Enquanto combatia em Sekiro dei por mim muitas mais vezes a prestar atenção à barra da postura do adversário do que à sua barra de vida. Isto acontece porque a maior parte dos inimigos também usavam espadas, o que significava que muitos dos meus ataques não os atingiam diretamente, e portanto não causavam dano físico direto. No máximo, quando atacava, aumentava a barra de postura, e era nisso que me procurava focar, já que o inimigo podia defletir os meus ataques (tal como eu defletia os dele), e se eu andasse à procura de tirar pontos de vida em vez de tentar desequilibrar o meu adversário, arriscava-me a perder mais tempo, e, com isso, aumentar a minha chance de cometer mais erros que me prejudicassem e inevitavelmente levassem à morte.

Tudo isto conferia às batalhas em Sekiro um caráter muito dinâmico, especialmente quando se tratava dos bosses.
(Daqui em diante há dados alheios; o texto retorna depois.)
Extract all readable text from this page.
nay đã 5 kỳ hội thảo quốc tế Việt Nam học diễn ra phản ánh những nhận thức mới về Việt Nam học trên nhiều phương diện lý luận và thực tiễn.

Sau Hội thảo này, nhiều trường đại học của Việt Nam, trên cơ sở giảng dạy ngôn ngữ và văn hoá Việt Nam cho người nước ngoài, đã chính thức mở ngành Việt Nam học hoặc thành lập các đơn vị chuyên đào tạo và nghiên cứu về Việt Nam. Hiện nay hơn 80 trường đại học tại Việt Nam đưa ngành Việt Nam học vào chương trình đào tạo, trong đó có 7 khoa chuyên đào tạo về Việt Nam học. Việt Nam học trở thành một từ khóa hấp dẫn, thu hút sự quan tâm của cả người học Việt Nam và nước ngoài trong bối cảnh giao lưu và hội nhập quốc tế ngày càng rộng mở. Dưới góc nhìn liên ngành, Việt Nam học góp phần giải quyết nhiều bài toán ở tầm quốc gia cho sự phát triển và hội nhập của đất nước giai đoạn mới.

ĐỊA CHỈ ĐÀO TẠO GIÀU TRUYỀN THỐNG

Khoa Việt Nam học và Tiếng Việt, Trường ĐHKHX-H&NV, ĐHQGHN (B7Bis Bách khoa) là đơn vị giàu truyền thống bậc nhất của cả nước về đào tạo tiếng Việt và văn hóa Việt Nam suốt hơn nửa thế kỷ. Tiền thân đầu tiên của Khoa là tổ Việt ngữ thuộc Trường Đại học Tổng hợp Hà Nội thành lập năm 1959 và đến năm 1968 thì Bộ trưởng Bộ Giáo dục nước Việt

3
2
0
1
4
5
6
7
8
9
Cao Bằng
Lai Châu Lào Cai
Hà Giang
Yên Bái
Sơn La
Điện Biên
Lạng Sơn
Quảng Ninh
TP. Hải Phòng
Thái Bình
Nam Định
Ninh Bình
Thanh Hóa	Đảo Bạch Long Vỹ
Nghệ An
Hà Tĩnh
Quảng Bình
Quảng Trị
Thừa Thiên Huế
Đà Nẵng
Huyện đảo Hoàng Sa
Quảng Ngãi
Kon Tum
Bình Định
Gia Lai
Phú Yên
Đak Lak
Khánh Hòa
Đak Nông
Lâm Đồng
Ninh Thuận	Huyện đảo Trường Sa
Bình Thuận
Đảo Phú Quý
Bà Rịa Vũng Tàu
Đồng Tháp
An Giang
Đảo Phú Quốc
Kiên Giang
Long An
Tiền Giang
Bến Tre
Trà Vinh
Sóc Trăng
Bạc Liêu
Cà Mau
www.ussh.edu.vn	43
O próprio jogador tem a sua barra de postura, e também está sujeito a levar com ataques muito fortes quanto mais desequilibrado estiver. Em vez de estar a enfrentar uma esponja de pontos de vida com ataques bastante perigosos a evitar, sentia quase como se estivesse a lutar contra um ser pensante, dono da sua própria estratégia, mas também vulnerável às suas próprias fraquezas.

Sekiro: Shadows Die Twice
Sekiro: Shadows Die Twice. Imagem: DR

A existência dos Sculptor’s Idol, os bonfires de Dark Souls, como único ponto onde se pode recuperar vida (para além dos itens) e verdadeiramente salvar o progresso até então conseguido no jogo, cria uma tensão muito própria (já observada em Dark Souls ou Bloodborne) entre risco e recompensa. Só apenas ao chegar a um novo Sculptor’s Idol é que se pode dizer que verdadeiramente fizemos progresso, mas a questão é que os Sculptor’s Idol estão escassamente dispersos pelo mapa. Avançar de um até ao próximo nunca é fácil, requer sempre o nível certo de desafio. Por vezes até é possível seguir por um caminho alternativo e encontrar um novo Sculptor’s Idol de que não estávamos à espera, um que até nos pode dar acesso a uma nova área, porque, como já disse, em Sekiro, a exploração é amplamente recompensada.

Sekiro: Shadows Die Twice
Sekiro: Shadows Die Twice. Imagem: DR

VEREDITO

Uma nova e épica aventura dos criadores de Dark Souls e Bloodborne, Sekiro é uma mistura genial de furtividade e combate absolutamente implacável, mas brutalmente recompensador. Envolto por uma atmosfera inebriante e uma narrativa apelativa, pautado por uma banda sonora de arrepiar, este é um clássico instantâneo e um possível candidato a jogo do ano de 2019.

Esta análise foi baseada numa versão para PlayStation 4.